In the films I am referring to, the sex is implied, you don't overtly see it, as far as I remember. If that is voyeurism then you could probably extrapolate that to kissing or any other intimate behaviour, which would mean any romantic film would be a no-no.

I don't agree with this bit: "Whereas violence at least in the form of fist fights can be seen often in real life. (Not including ultra violence of course but these types of films are usually an 18 cert)."

I have never seen a fist fight in real life!

And the point of the thread is that the Da Vinci Code, which appears according to IMDB (I haven't seen it, only read the book) to have some pretty awful scenes of violence and torture is only a 12, whereas Gwyneth Paltrow getting her tits out makes a film a 15.

(My DCs have seen me with my top off plenty of times (BF etc), and if they saw Gwynnie they'd probably say "What's wrong with her breasts? Why are they so high up?")

SuePurblybilt Mon 22-Aug-11 09:08:18

Couldn't agree more.

catgirl1976 Mon 22-Aug-11 09:31:56

Watching people carry out a bank robbery, watching people battle wizards, watching people sink on an ocean liner, watching people hunt a giant shark, watching people look after an alien and help it return to its home planet.

None of these are part of normal everyday life either so I wouldn't worry to much about watching people having sex. Thats what films and plays are - you watch a story bascially. It doesn't mean you would watch in real life. If you watch a hesit film it doesnt mean you are some sort of criminal who would watch crimes play out in real life........

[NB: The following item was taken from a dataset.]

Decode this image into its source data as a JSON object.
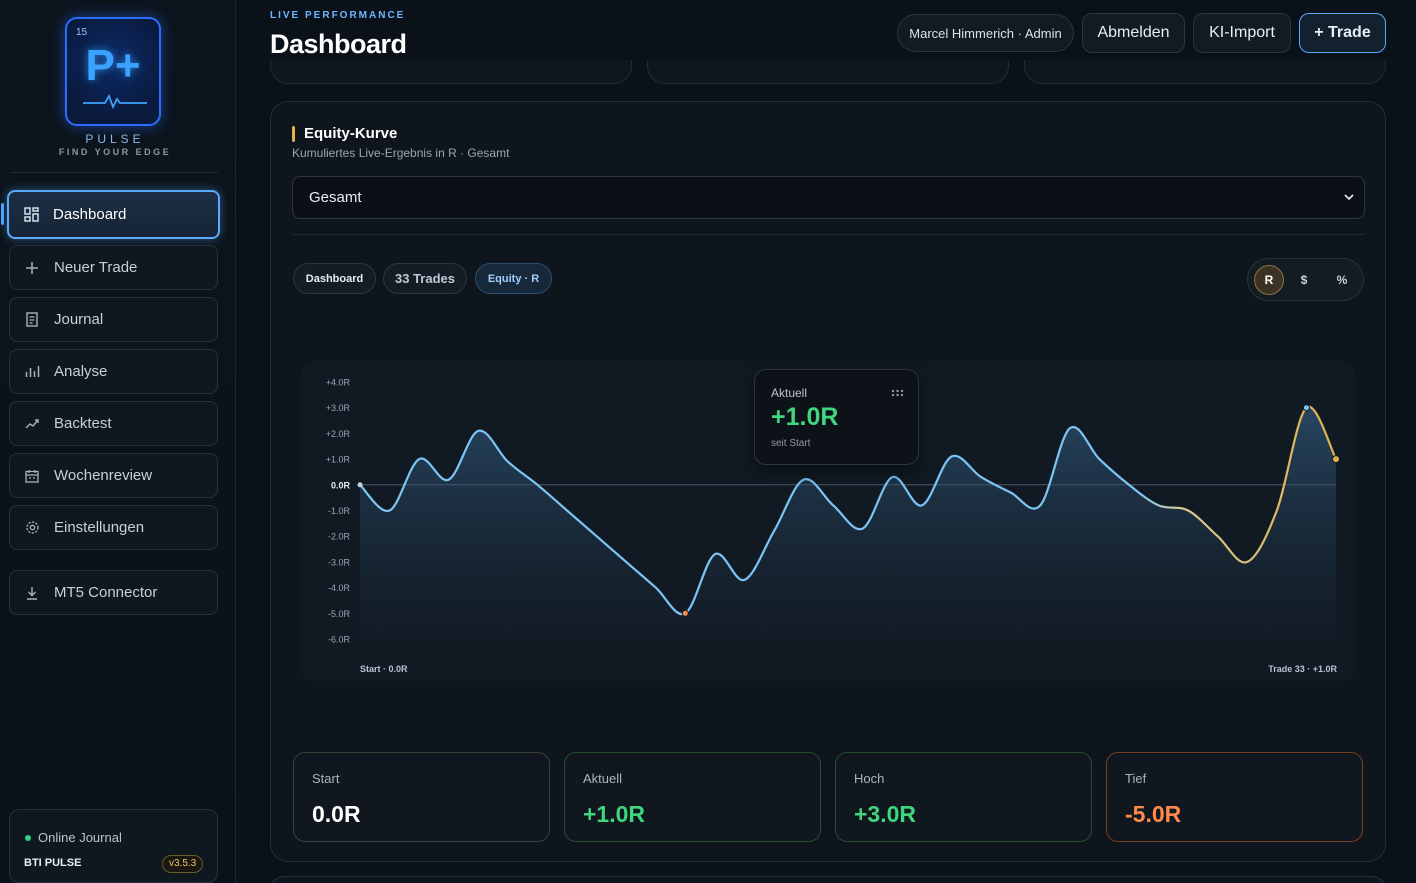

But to answer the OP yes - I think violence is far less acceptable than sex. it is odd and a bit sad that we are far more embarrased by sex than by acts of violence.

Dragonwoman Mon 22-Aug-11 09:53:54

Blimey if you've never seen a fist fight in real life you must stay away from most town centres when the pubs are kicking out! Did kids never fight in the playground at your school? I must have led a more exciting life than I thought blush

BalloonSlayer Mon 22-Aug-11 09:59:29

grin yes I think I have led a sheltered life, Dragonwoman, I do remember fights at primary school but they tended to be pushing, shoving and scuffling rather than punching people in the face. And for secondary I went to a naice girls' school where no one did that sort of thing. < adjusts pearls >

And yes I DO avoid town centres when the pubs are kicking out! Because I think violence is horrible and frightening and I don't want to see any . . . I guess why I don't like it in films either.

GetAwayFromHerYouBitch Mon 22-Aug-11 09:59:47

Another one agreeing with you. A bit of sswearing or sex can tip a film into the 12 or 15 category, but quite graphic violence is allowable in 12A films. Money talks.

Don't get me started on autopsy porn (most involving women), in TV shows such as Luther, Silent Witness, Waking the Dead. I really like this sort of show, but the imagery of torture and postmortems is totally gratuitous and habituates people to it.

BalloonSlayer - unfortunately, a regular number in my are are getting shot or stabbed

GetAwayFromHerYouBitch Mon 22-Aug-11 10:01:08

area

Also, sorry about the TV rant. Not strictly relevant.

LRDTheFeministDragon Mon 22-Aug-11 10:46:08

But ... am I missing thte point ... most of films show you what you don't see in RL. That's the whole point of fiction. I don't usually know what's going on in someone else's head, nor do I usually see everything from their perspective while sitting on my sofa, nor do I hear music building when my life gets dramatic.

Saying sex on screen isn't realistic because you don't usually watch people having sex is to miss the whole point about suspension of disbelief in any fiction you read or watch. If you think that I don't get how you react to any film.

I reckon when I was 12-15 the idea of watching sex scenes with my parents was cringe-worthy ... I think honestly it doesn't need as much policing as violence for that reason, so it's odd the certificates are that way around.